31 ago, 2017 - 20:45
A Associação de Jogos Tradicionais da Guarda (AJTG) esclarece, após a polémica que envolve o partido PAN e uma aldeia de Seia, que o jogo da "morte do galo" utiliza um ovo em vez de um animal.
"De há anos a esta parte, a AJTG opta por utilizar um ovo em substituição de um galináceo, ainda que o prémio para quem ganhar continue a ser o galo", disse esta quinta-feira à agência Lusa Norberto Gonçalves, presidente da colectividade que desde 1979 vem estudando a cultura lúdica tradicional.
O dirigente recorda que "nos anos 80 do século passado o jogo do galo era presença habitual nas festas de qualquer aldeia do distrito".
"Aliás, a iniciativa da Câmara Municipal da Guarda que hoje se conhece por julgamento do galo, deveria, em boa verdade, manter a designação inicial de 'Julgamento e Morte do Galo', dado que foi beber à iniciativa filmada e estudada pela AJTG numa aldeia do concelho: Pousade", adianta.
Segundo Norberto Gonçalves, nesta localidade da Guarda, o galo, "era enterrado e, de olhos vendados e munido de um maço, o participante tentava acertar-lhe".
"Noutros locais, por exemplo em terras raianas, o galo era pendurado numa corda e o participante, igualmente de olhos vendados, mas a cavalo, tentava atingi-lo", acrescenta.
O presidente da AJTG esclarece que com "o correr dos tempos, a crescente consciencialização de que os maus-tratos animais não eram mais do que barbárie, levaram à evolução do jogo para outros patamares civilizacionais", sendo utilizado o ovo em substituição do animal.
"Pese embora toda a legitimidade que se reconhece aos defensores dos direitos dos animais (com ou sem rebuscadas intenções políticas) é fundamental que se conheça (e reconheça) o que o jogo encerra para além do que é visível e aparentemente claro numa primeira aproximação", adianta.
Considera que "quem quiser estudar o fenómeno verá que se trata de um momento de catarse colectiva de uma 'sociedade' e de uma crítica social 'pura e dura', a que não será alheio o tempo em que, inicialmente, era realizado: o domingo anterior ao 'Entrudo', designação bem mais arreigada e genuína que o agora Carnaval, e também conhecido por Domingo Gordo".
Sobre a polémica que surgiu na aldeia de Várzea de Meruge, no concelho de Seia, o presidente da AJTG diz que, "se outra consequência positiva não tivesse", teve seguramente uma: "A de trazer para a ribalta que, afinal, os jogos tradicionais podem contribuir para a animação inter e intracomunitária ao mesmo tempo que propiciam o melhor conhecimento do 'eu', do 'nós' e das raízes que nos prendem ao que é nosso e, verdadeiramente nos identificam".
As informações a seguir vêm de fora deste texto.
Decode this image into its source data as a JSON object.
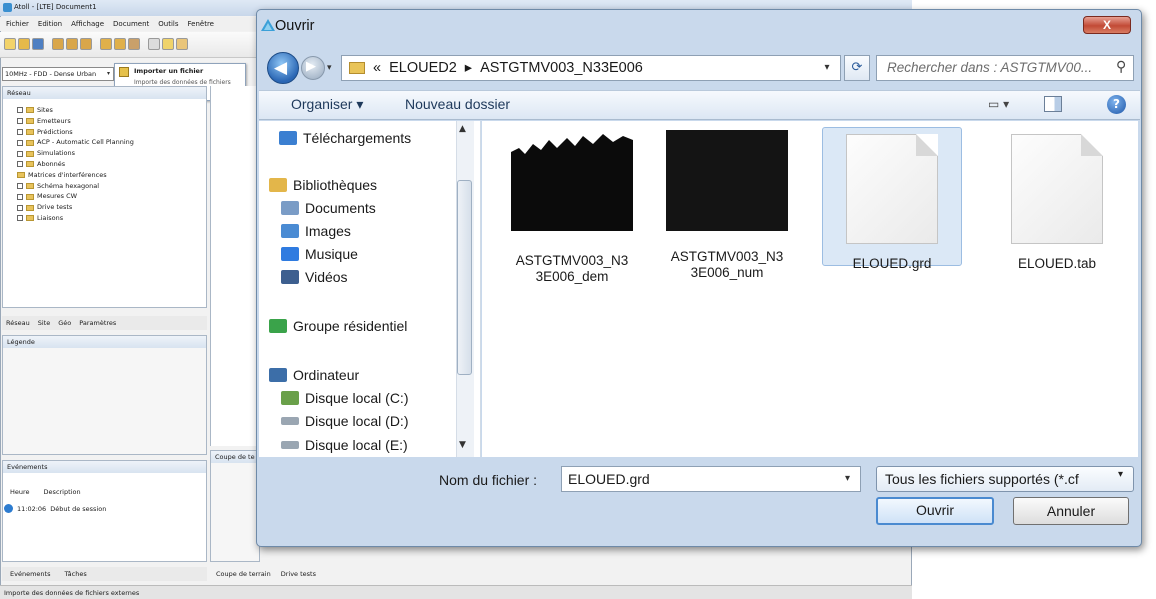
{
  "app": {
    "title": "Atoll - [LTE] Document1",
    "menu": [
      "Fichier",
      "Edition",
      "Affichage",
      "Document",
      "Outils",
      "Fenêtre"
    ],
    "technology": "10MHz - FDD - Dense Urban",
    "import_menu": {
      "title": "Importer un fichier",
      "description": "Importe des données de fichiers externes"
    },
    "reseau_panel": {
      "title": "Réseau",
      "items": [
        "Sites",
        "Emetteurs",
        "Prédictions",
        "ACP - Automatic Cell Planning",
        "Simulations",
        "Abonnés",
        "Matrices d'interférences",
        "Schéma hexagonal",
        "Mesures CW",
        "Drive tests",
        "Liaisons"
      ]
    },
    "panel_tabs": [
      "Réseau",
      "Site",
      "Géo",
      "Paramètres"
    ],
    "legende_title": "Légende",
    "events": {
      "title": "Evénements",
      "columns": [
        "Heure",
        "Description"
      ],
      "rows": [
        {
          "time": "11:02:06",
          "desc": "Début de session"
        }
      ]
    },
    "bottom_tabs": [
      "Evénements",
      "Tâches"
    ],
    "bottom_tabs2": [
      "Coupe de terrain",
      "Drive tests"
    ],
    "coupe_title": "Coupe de te",
    "status": "Importe des données de fichiers externes"
  },
  "dialog": {
    "title": "Ouvrir",
    "close": "X",
    "breadcrumb": [
      "«",
      "ELOUED2",
      "▸",
      "ASTGTMV003_N33E006"
    ],
    "search_placeholder": "Rechercher dans : ASTGTMV00...",
    "toolbar": {
      "organiser": "Organiser ▾",
      "nouveau_dossier": "Nouveau dossier"
    },
    "nav": [
      {
        "label": "Téléchargements",
        "icon": "downloads-folder-icon",
        "color": "#3b7fd1"
      },
      {
        "label": "Bibliothèques",
        "icon": "libraries-icon",
        "color": "#e3b64a"
      },
      {
        "label": "Documents",
        "icon": "documents-icon",
        "color": "#7a9cc6"
      },
      {
        "label": "Images",
        "icon": "images-icon",
        "color": "#4a8bd3"
      },
      {
        "label": "Musique",
        "icon": "music-icon",
        "color": "#2f7be0"
      },
      {
        "label": "Vidéos",
        "icon": "videos-icon",
        "color": "#3d5f8f"
      },
      {
        "label": "Groupe résidentiel",
        "icon": "homegroup-icon",
        "color": "#3aa34a"
      },
      {
        "label": "Ordinateur",
        "icon": "computer-icon",
        "color": "#3c6ea8"
      },
      {
        "label": "Disque local (C:)",
        "icon": "drive-c-icon",
        "color": "#6aa04a"
      },
      {
        "label": "Disque local (D:)",
        "icon": "drive-d-icon",
        "color": "#9aa6b2"
      },
      {
        "label": "Disque local (E:)",
        "icon": "drive-e-icon",
        "color": "#9aa6b2"
      }
    ],
    "files": [
      {
        "line1": "ASTGTMV003_N3",
        "line2": "3E006_dem",
        "kind": "image"
      },
      {
        "line1": "ASTGTMV003_N3",
        "line2": "3E006_num",
        "kind": "image"
      },
      {
        "line1": "ELOUED.grd",
        "line2": "",
        "kind": "document",
        "selected": true
      },
      {
        "line1": "ELOUED.tab",
        "line2": "",
        "kind": "document"
      }
    ],
    "filename_label": "Nom du fichier :",
    "filename_value": "ELOUED.grd",
    "filter": "Tous les fichiers supportés (*.cf",
    "open": "Ouvrir",
    "cancel": "Annuler"
  }
}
O PAN anunciou, na terça-feira, que pretende impedir a prática da "morte do galo", anunciada para as festas do Santíssimo Sacramento, em Várzea de Meruge, no concelho de Seia, de 8 a 11 de Setembro.
Em comunicado, refere que a prática, em que o galo "é agredido sucessivamente com um pau até morrer", foi denunciada junto do Ministério Público, da Direcção Geral de Alimentação e Veterinária e da Câmara Municipal de Seia, no distrito da Guarda.
A autarquia já esclareceu que "a prática denunciada pelo PAN trata-se, na realidade, de uma tradição que consiste em partir um ovo com um pau, de olhos vendados, sendo o galo (vivo) o prémio para quem conseguir tal proeza".